Community Service Centers were based on a wonderful idea. Mental health in the 1960s and early 70s was coming to a new place, a place in which the individual was going to be considered based on their own unique life experiences. Simply, a young  African-American kid in rural Georgia would be treated differently than an elderly Caucasian man from Philadelphia. The neighborhood would be part of the solution, working in conjunction with professionals in the Service Centers to create services relevant to the consumers being served.

The beauty of CSC's was dampened somewhere in the execution. At that time in history, there were almost no minority practitioners due to continued issues with racism within education and employment sectors. That left mostly White practitioners serving some communities that were made up of 100% minority populations. This stacked the odds against practitioner-community collaboration from the very start.

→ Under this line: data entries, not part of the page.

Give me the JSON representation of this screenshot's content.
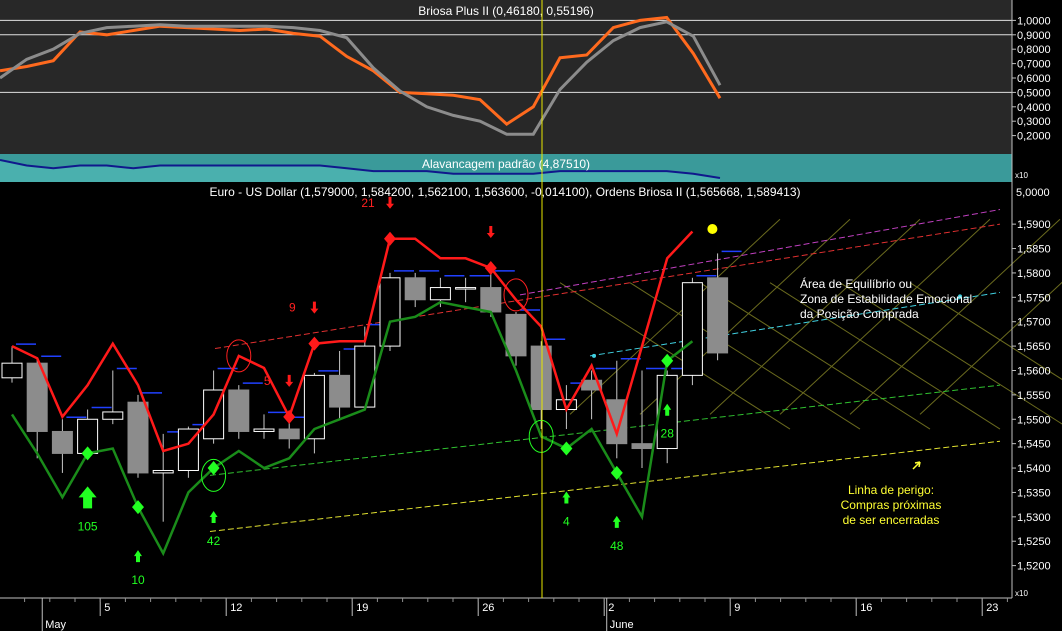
{
  "chart_data": [
    {
      "type": "line",
      "title": "Briosa Plus II (0,46180, 0,55196)",
      "ylim": [
        0.1,
        1.1
      ],
      "y_tick_labels": [
        "1,0000",
        "0,9000",
        "0,8000",
        "0,7000",
        "0,6000",
        "0,5000",
        "0,4000",
        "0,3000",
        "0,2000"
      ],
      "y_tick_values": [
        1.0,
        0.9,
        0.8,
        0.7,
        0.6,
        0.5,
        0.4,
        0.3,
        0.2
      ],
      "reference_levels": [
        1.0,
        0.9,
        0.5
      ],
      "x": [
        0,
        1,
        2,
        3,
        4,
        5,
        6,
        7,
        8,
        9,
        10,
        11,
        12,
        13,
        14,
        15,
        16,
        17,
        18,
        19,
        20,
        21,
        22,
        23,
        24,
        25,
        26,
        27
      ],
      "series": [
        {
          "color": "#ff6a1e",
          "values": [
            0.65,
            0.68,
            0.72,
            0.92,
            0.9,
            0.93,
            0.96,
            0.95,
            0.94,
            0.93,
            0.94,
            0.91,
            0.89,
            0.75,
            0.65,
            0.5,
            0.49,
            0.48,
            0.45,
            0.28,
            0.4,
            0.74,
            0.76,
            0.95,
            1.0,
            1.02,
            0.77,
            0.46
          ]
        },
        {
          "color": "#8c8c8c",
          "values": [
            0.6,
            0.73,
            0.8,
            0.91,
            0.95,
            0.96,
            0.97,
            0.96,
            0.96,
            0.96,
            0.96,
            0.95,
            0.93,
            0.88,
            0.67,
            0.51,
            0.4,
            0.34,
            0.3,
            0.21,
            0.21,
            0.52,
            0.71,
            0.86,
            0.95,
            0.99,
            0.89,
            0.55
          ]
        }
      ]
    },
    {
      "type": "area",
      "title": "Alavancagem padrão (4,87510)",
      "y_tick_labels": [
        "5,0000"
      ],
      "corner_label": "x10",
      "series": [
        {
          "color": "#10188c",
          "values": [
            4.94,
            4.92,
            4.91,
            4.92,
            4.92,
            4.91,
            4.92,
            4.92,
            4.92,
            4.92,
            4.92,
            4.92,
            4.92,
            4.91,
            4.9,
            4.9,
            4.9,
            4.89,
            4.89,
            4.89,
            4.89,
            4.9,
            4.9,
            4.9,
            4.9,
            4.9,
            4.89,
            4.875
          ]
        }
      ]
    },
    {
      "type": "candlestick",
      "title": "Euro - US Dollar (1,579000, 1,584200, 1,562100, 1,563600, -0,014100), Ordens Briosa II (1,565668, 1,589413)",
      "ylim": [
        1.515,
        1.597
      ],
      "y_tick_labels": [
        "1,5900",
        "1,5850",
        "1,5800",
        "1,5750",
        "1,5700",
        "1,5650",
        "1,5600",
        "1,5550",
        "1,5500",
        "1,5450",
        "1,5400",
        "1,5350",
        "1,5300",
        "1,5250",
        "1,5200"
      ],
      "y_tick_values": [
        1.59,
        1.585,
        1.58,
        1.575,
        1.57,
        1.565,
        1.56,
        1.555,
        1.55,
        1.545,
        1.54,
        1.535,
        1.53,
        1.525,
        1.52
      ],
      "x_tick_labels": [
        "5",
        "12",
        "19",
        "26",
        "2",
        "9",
        "16",
        "23"
      ],
      "x_tick_index": [
        3.5,
        8.5,
        13.5,
        18.5,
        23.5,
        28.5,
        33.5,
        38.5
      ],
      "month_labels": [
        {
          "label": "May",
          "index": 1.2
        },
        {
          "label": "June",
          "index": 23.6
        }
      ],
      "candles": [
        {
          "o": 1.5585,
          "h": 1.565,
          "c": 1.5615,
          "l": 1.5575
        },
        {
          "o": 1.5615,
          "h": 1.5625,
          "c": 1.5475,
          "l": 1.542
        },
        {
          "o": 1.5475,
          "h": 1.55,
          "c": 1.543,
          "l": 1.539
        },
        {
          "o": 1.543,
          "h": 1.552,
          "c": 1.55,
          "l": 1.542
        },
        {
          "o": 1.55,
          "h": 1.56,
          "c": 1.5515,
          "l": 1.549
        },
        {
          "o": 1.5535,
          "h": 1.555,
          "c": 1.539,
          "l": 1.538
        },
        {
          "o": 1.539,
          "h": 1.547,
          "c": 1.5395,
          "l": 1.529
        },
        {
          "o": 1.5395,
          "h": 1.5485,
          "c": 1.548,
          "l": 1.538
        },
        {
          "o": 1.546,
          "h": 1.56,
          "c": 1.556,
          "l": 1.545
        },
        {
          "o": 1.556,
          "h": 1.557,
          "c": 1.5475,
          "l": 1.546
        },
        {
          "o": 1.5475,
          "h": 1.551,
          "c": 1.548,
          "l": 1.546
        },
        {
          "o": 1.548,
          "h": 1.55,
          "c": 1.546,
          "l": 1.544
        },
        {
          "o": 1.546,
          "h": 1.5595,
          "c": 1.559,
          "l": 1.543
        },
        {
          "o": 1.559,
          "h": 1.564,
          "c": 1.5525,
          "l": 1.55
        },
        {
          "o": 1.5525,
          "h": 1.569,
          "c": 1.565,
          "l": 1.552
        },
        {
          "o": 1.565,
          "h": 1.58,
          "c": 1.579,
          "l": 1.564
        },
        {
          "o": 1.579,
          "h": 1.58,
          "c": 1.5745,
          "l": 1.573
        },
        {
          "o": 1.5745,
          "h": 1.579,
          "c": 1.577,
          "l": 1.573
        },
        {
          "o": 1.577,
          "h": 1.579,
          "c": 1.577,
          "l": 1.574
        },
        {
          "o": 1.577,
          "h": 1.58,
          "c": 1.572,
          "l": 1.571
        },
        {
          "o": 1.5715,
          "h": 1.572,
          "c": 1.563,
          "l": 1.561
        },
        {
          "o": 1.565,
          "h": 1.566,
          "c": 1.552,
          "l": 1.548
        },
        {
          "o": 1.552,
          "h": 1.557,
          "c": 1.554,
          "l": 1.548
        },
        {
          "o": 1.558,
          "h": 1.56,
          "c": 1.556,
          "l": 1.55
        },
        {
          "o": 1.554,
          "h": 1.562,
          "c": 1.545,
          "l": 1.542
        },
        {
          "o": 1.545,
          "h": 1.56,
          "c": 1.544,
          "l": 1.54
        },
        {
          "o": 1.544,
          "h": 1.56,
          "c": 1.559,
          "l": 1.541
        },
        {
          "o": 1.559,
          "h": 1.579,
          "c": 1.578,
          "l": 1.557
        },
        {
          "o": 1.579,
          "h": 1.584,
          "c": 1.5636,
          "l": 1.5621
        }
      ],
      "red_line": [
        1.565,
        1.5625,
        1.5505,
        1.557,
        1.5655,
        1.557,
        1.5435,
        1.545,
        1.551,
        1.563,
        1.5605,
        1.5505,
        1.5655,
        1.566,
        1.566,
        1.587,
        1.587,
        1.583,
        1.583,
        1.581,
        1.5745,
        1.569,
        1.552,
        1.561,
        1.547,
        1.565,
        1.583,
        1.5885
      ],
      "green_line": [
        1.551,
        1.543,
        1.534,
        1.543,
        1.544,
        1.532,
        1.5225,
        1.535,
        1.54,
        1.5435,
        1.54,
        1.542,
        1.548,
        1.55,
        1.552,
        1.57,
        1.571,
        1.574,
        1.573,
        1.572,
        1.56,
        1.5465,
        1.544,
        1.548,
        1.539,
        1.53,
        1.562,
        1.566
      ],
      "buy_signals": [
        {
          "index": 3,
          "label": "105"
        },
        {
          "index": 5,
          "label": "10"
        },
        {
          "index": 8,
          "label": "42"
        },
        {
          "index": 22,
          "label": "4"
        },
        {
          "index": 24,
          "label": "48"
        },
        {
          "index": 26,
          "label": "28"
        }
      ],
      "sell_signals": [
        {
          "index": 11,
          "label": "5"
        },
        {
          "index": 12,
          "label": "9"
        },
        {
          "index": 15,
          "label": "21"
        },
        {
          "index": 19,
          "label": ""
        }
      ],
      "annotations": [
        "Área de Equilíbrio ou",
        "Zona de Estabilidade Emocional",
        "da Posição Comprada",
        "Linha de perigo:",
        "Compras próximas",
        "de ser encerradas"
      ],
      "corner_label": "x10"
    }
  ]
}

Beyond this, those that designed the CSC's were not the same people that implemented the plans. Ultimately, mostly White, affluent practitioners were hired - this population of workers was unable or unwilling to connect with the diverse populations of all the CSC's. When the consumers and the workers found that they could not come to consensus, issues of racism, classism, and general cultural incompetence created a lack of trust and disappointment within the communities, and the CSC's failed to fulfill their promises.

Behind many failed attempts at greatness are truly pure intentions and phenomenal ideas. The problem lies in the execution - the resulting sculpture is not at all what the sculptor intended, although the original design was amazing. I think this has something to do with ideas becoming too big, and with the hands actually implementing the procedures being too far away, sometimes states or countries away, from the minds that designed them. Too lofty, too large, too far.

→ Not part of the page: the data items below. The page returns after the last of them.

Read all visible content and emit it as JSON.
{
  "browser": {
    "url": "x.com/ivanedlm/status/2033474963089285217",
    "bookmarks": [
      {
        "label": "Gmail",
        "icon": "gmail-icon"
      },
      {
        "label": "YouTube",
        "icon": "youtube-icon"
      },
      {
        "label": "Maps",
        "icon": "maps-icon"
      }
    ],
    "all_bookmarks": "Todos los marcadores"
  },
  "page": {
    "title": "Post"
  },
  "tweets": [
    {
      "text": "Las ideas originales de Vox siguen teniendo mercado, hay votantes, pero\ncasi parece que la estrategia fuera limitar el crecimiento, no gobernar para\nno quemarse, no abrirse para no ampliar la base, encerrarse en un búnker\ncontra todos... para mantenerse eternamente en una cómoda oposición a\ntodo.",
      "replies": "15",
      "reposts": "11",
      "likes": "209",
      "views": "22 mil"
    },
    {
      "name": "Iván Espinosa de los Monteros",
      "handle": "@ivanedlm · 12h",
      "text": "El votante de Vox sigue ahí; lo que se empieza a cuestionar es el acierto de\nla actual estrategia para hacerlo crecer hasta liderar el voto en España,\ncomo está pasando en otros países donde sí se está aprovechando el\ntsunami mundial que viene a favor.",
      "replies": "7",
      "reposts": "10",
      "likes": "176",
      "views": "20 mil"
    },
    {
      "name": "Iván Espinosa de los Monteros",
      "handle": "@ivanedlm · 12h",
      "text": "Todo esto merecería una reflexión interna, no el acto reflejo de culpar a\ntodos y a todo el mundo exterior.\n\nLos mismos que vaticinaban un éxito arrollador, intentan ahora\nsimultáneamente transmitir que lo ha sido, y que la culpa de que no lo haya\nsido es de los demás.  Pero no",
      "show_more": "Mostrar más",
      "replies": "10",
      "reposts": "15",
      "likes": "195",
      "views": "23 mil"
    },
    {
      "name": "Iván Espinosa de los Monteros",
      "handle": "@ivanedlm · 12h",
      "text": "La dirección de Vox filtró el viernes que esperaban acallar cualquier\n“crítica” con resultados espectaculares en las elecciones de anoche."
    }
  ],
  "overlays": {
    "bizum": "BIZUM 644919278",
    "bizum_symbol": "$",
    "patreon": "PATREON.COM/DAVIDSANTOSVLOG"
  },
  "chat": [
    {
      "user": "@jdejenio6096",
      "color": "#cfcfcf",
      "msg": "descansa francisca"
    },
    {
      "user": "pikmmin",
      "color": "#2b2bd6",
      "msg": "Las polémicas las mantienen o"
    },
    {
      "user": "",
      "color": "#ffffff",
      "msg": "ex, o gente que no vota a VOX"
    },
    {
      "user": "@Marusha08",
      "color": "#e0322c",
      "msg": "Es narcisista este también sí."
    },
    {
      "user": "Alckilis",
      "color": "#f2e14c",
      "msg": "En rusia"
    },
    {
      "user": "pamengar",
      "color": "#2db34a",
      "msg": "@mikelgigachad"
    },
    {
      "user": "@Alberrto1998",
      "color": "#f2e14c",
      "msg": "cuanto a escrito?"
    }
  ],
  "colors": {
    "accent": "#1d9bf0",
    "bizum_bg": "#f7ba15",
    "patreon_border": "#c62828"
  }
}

So. I propose that we all pay attention to the small ways that we can do something about the little things that we see happening around us, and fill in those holes with our own hands. I've noticed that West Philadelphia lacks for therapists, and I'm initiating a private practice in the area for the teen population to try to fill that hole (and do my work that I love, of course). I can see that's done how I hope it should be, how I envision it to be, because it's just me. It's a small idea and I think I can make it happen.

What are other holes we notice? How can we fill them? What brilliant ideas can we implement within the space of our own communities, our own streets, our own homes, that might make a lasting and worthwhile impact, tiny though it may be? This seems important to me. Isn't it though?